California’s Diesel Risk Reduction Plan, adopted in 2000, calls for an 85% reduction in diesel particulate matter (PM) emissions by 2020. To achieve this goal, certification emissions standards for new heavy-duty (HD) engines have been tightened, and in-use regulations such as the Truck and Bus Rule have required existing HD trucks to be retrofit to meet these standards. To monitor the effectiveness of these efforts, CARB has supported field campaigns that measure real-world emissions from heavy-duty vehicles.

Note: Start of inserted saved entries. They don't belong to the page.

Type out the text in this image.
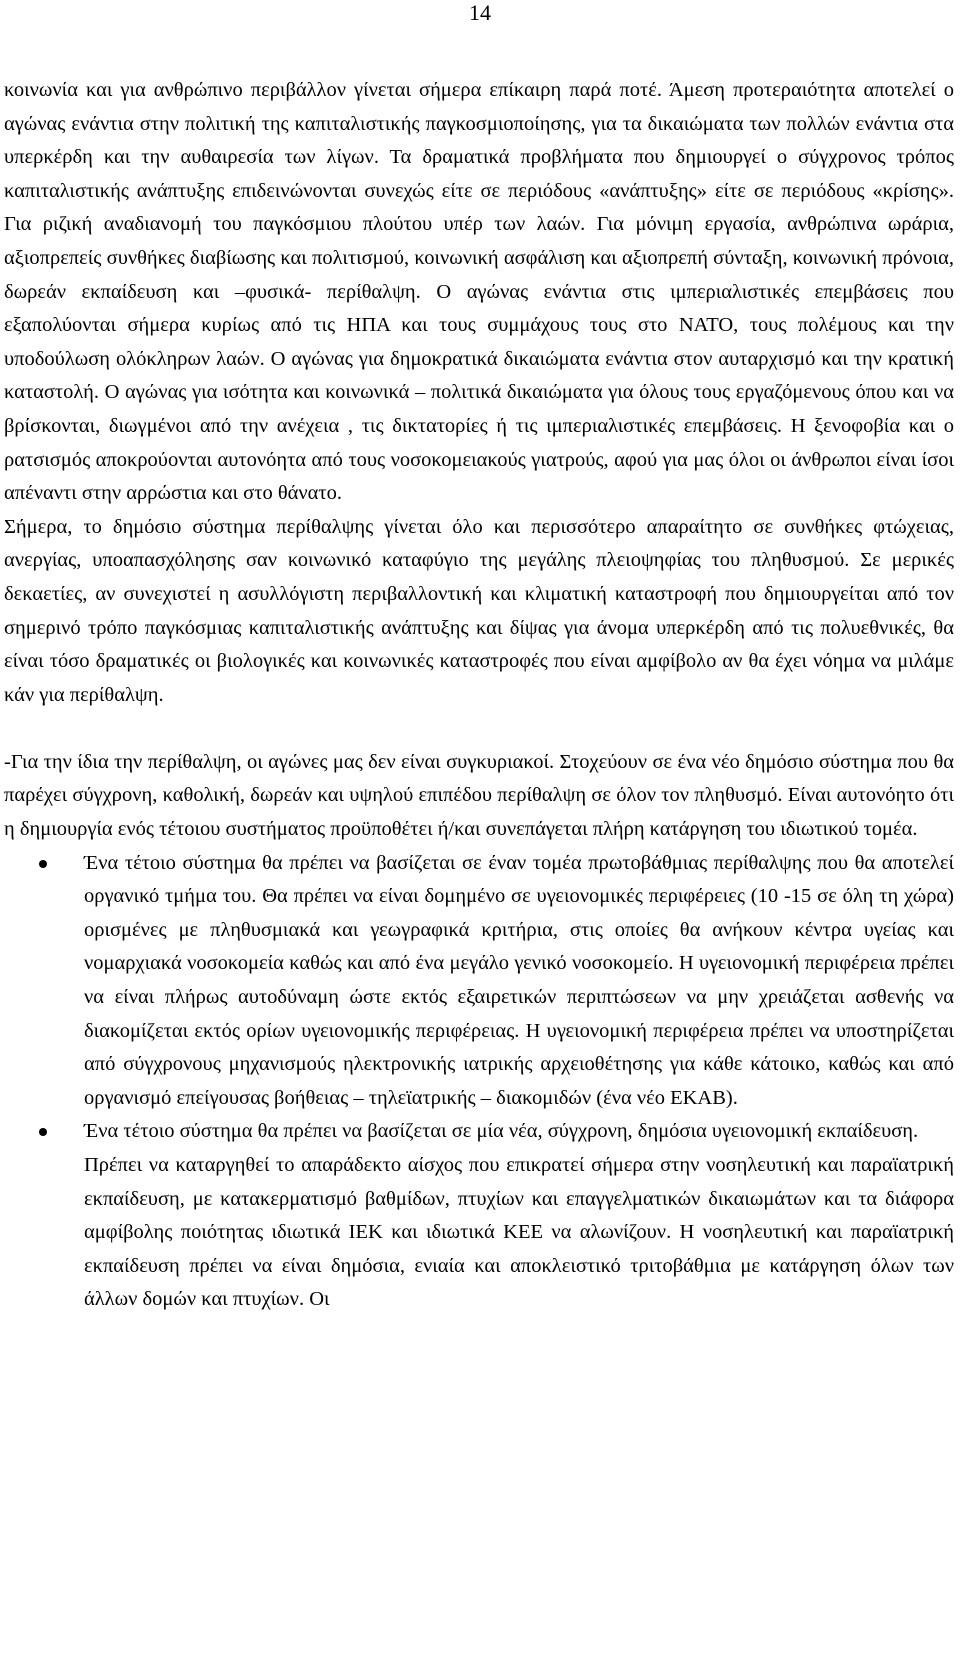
14

κοινωνία και για ανθρώπινο περιβάλλον γίνεται σήμερα επίκαιρη παρά ποτέ. Άμεση προτεραιότητα αποτελεί ο αγώνας ενάντια στην πολιτική της καπιταλιστικής παγκοσμιοποίησης, για τα δικαιώματα των πολλών ενάντια στα υπερκέρδη και την αυθαιρεσία των λίγων. Τα δραματικά προβλήματα που δημιουργεί ο σύγχρονος τρόπος καπιταλιστικής ανάπτυξης επιδεινώνονται συνεχώς είτε σε περιόδους «ανάπτυξης» είτε σε περιόδους «κρίσης». Για ριζική αναδιανομή του παγκόσμιου πλούτου υπέρ των λαών. Για μόνιμη εργασία, ανθρώπινα ωράρια, αξιοπρεπείς συνθήκες διαβίωσης και πολιτισμού, κοινωνική ασφάλιση και αξιοπρεπή σύνταξη, κοινωνική πρόνοια, δωρεάν εκπαίδευση και –φυσικά- περίθαλψη. Ο αγώνας ενάντια στις ιμπεριαλιστικές επεμβάσεις που εξαπολύονται σήμερα κυρίως από τις ΗΠΑ και τους συμμάχους τους στο ΝΑΤΟ, τους πολέμους και την υποδούλωση ολόκληρων λαών. Ο αγώνας για δημοκρατικά δικαιώματα ενάντια στον αυταρχισμό και την κρατική καταστολή. Ο αγώνας για ισότητα και κοινωνικά – πολιτικά δικαιώματα για όλους τους εργαζόμενους όπου και να βρίσκονται, διωγμένοι από την ανέχεια , τις δικτατορίες ή τις ιμπεριαλιστικές επεμβάσεις. Η ξενοφοβία και ο ρατσισμός αποκρούονται αυτονόητα από τους νοσοκομειακούς γιατρούς, αφού για μας όλοι οι άνθρωποι είναι ίσοι απέναντι στην αρρώστια και στο θάνατο.

Σήμερα, το δημόσιο σύστημα περίθαλψης γίνεται όλο και περισσότερο απαραίτητο σε συνθήκες φτώχειας, ανεργίας, υποαπασχόλησης σαν κοινωνικό καταφύγιο της μεγάλης πλειοψηφίας του πληθυσμού. Σε μερικές δεκαετίες, αν συνεχιστεί η ασυλλόγιστη περιβαλλοντική και κλιματική καταστροφή που δημιουργείται από τον σημερινό τρόπο παγκόσμιας καπιταλιστικής ανάπτυξης και δίψας για άνομα υπερκέρδη από τις πολυεθνικές, θα είναι τόσο δραματικές οι βιολογικές και κοινωνικές καταστροφές που είναι αμφίβολο αν θα έχει νόημα να μιλάμε κάν για περίθαλψη.

-Για την ίδια την περίθαλψη, οι αγώνες μας δεν είναι συγκυριακοί. Στοχεύουν σε ένα νέο δημόσιο σύστημα που θα παρέχει σύγχρονη, καθολική, δωρεάν και υψηλού επιπέδου περίθαλψη σε όλον τον πληθυσμό. Είναι αυτονόητο ότι η δημιουργία ενός τέτοιου συστήματος προϋποθέτει ή/και συνεπάγεται πλήρη κατάργηση του ιδιωτικού τομέα.

Ένα τέτοιο σύστημα θα πρέπει να βασίζεται σε έναν τομέα πρωτοβάθμιας περίθαλψης που θα αποτελεί οργανικό τμήμα του. Θα πρέπει να είναι δομημένο σε υγειονομικές περιφέρειες (10 -15 σε όλη τη χώρα) ορισμένες με πληθυσμιακά και γεωγραφικά κριτήρια, στις οποίες θα ανήκουν κέντρα υγείας και νομαρχιακά νοσοκομεία καθώς και από ένα μεγάλο γενικό νοσοκομείο. Η υγειονομική περιφέρεια πρέπει να είναι πλήρως αυτοδύναμη ώστε εκτός εξαιρετικών περιπτώσεων να μην χρειάζεται ασθενής να διακομίζεται εκτός ορίων υγειονομικής περιφέρειας. Η υγειονομική περιφέρεια πρέπει να υποστηρίζεται από σύγχρονους μηχανισμούς ηλεκτρονικής ιατρικής αρχειοθέτησης για κάθε κάτοικο, καθώς και από οργανισμό επείγουσας βοήθειας – τηλεϊατρικής – διακομιδών (ένα νέο ΕΚΑΒ).
Ένα τέτοιο σύστημα θα πρέπει να βασίζεται σε μία νέα, σύγχρονη, δημόσια υγειονομική εκπαίδευση.
Πρέπει να καταργηθεί το απαράδεκτο αίσχος που επικρατεί σήμερα στην νοσηλευτική και παραϊατρική εκπαίδευση, με κατακερματισμό βαθμίδων, πτυχίων και επαγγελματικών δικαιωμάτων και τα διάφορα αμφίβολης ποιότητας ιδιωτικά ΙΕΚ και ιδιωτικά ΚΕΕ να αλωνίζουν. Η νοσηλευτική και παραϊατρική εκπαίδευση πρέπει να είναι δημόσια, ενιαία και αποκλειστικό τριτοβάθμια με κατάργηση όλων των άλλων δομών και πτυχίων. Οι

Real-world HD emissions were measured at the Port of Los Angeles and Cottonwood Weigh Station by the University of Denver. Field campaigns were conducted at each site in 2013, 2015, and 2017. Emissions were reported as fuel-based emission factors (e.g., mass pollutant per mass of fuel burned).
Main results derived
Emission factors for NO, NOX, black carbon (BC), particulate matter (PM), hydrocarbons (HC), and CO were recorded for over 7,000 trucks total during these six campaigns. These results verify that regulations aimed at reducing emissions of diesel PM from trucks have been successful in the real world. However, they also indicate that real-world emissions of NOX are greater than expected based on certification standards and other laboratory-based measurements.
Impact on CARB programs
These results will allow CARB to monitor the continued real-world performance of HD aftertreatment components such as diesel particulate filters (DPFs) and selective catalytic reduction (SCR), including any deterioration in their performance. They will also help inform CARB’s inventories of vehicular emissions, and guide enforcement activities.
Some of the data derived from these studies helped to identify gliders (i.e., new heavy-duty chassis outfitted with pre-existing engines) and quantify their emissions.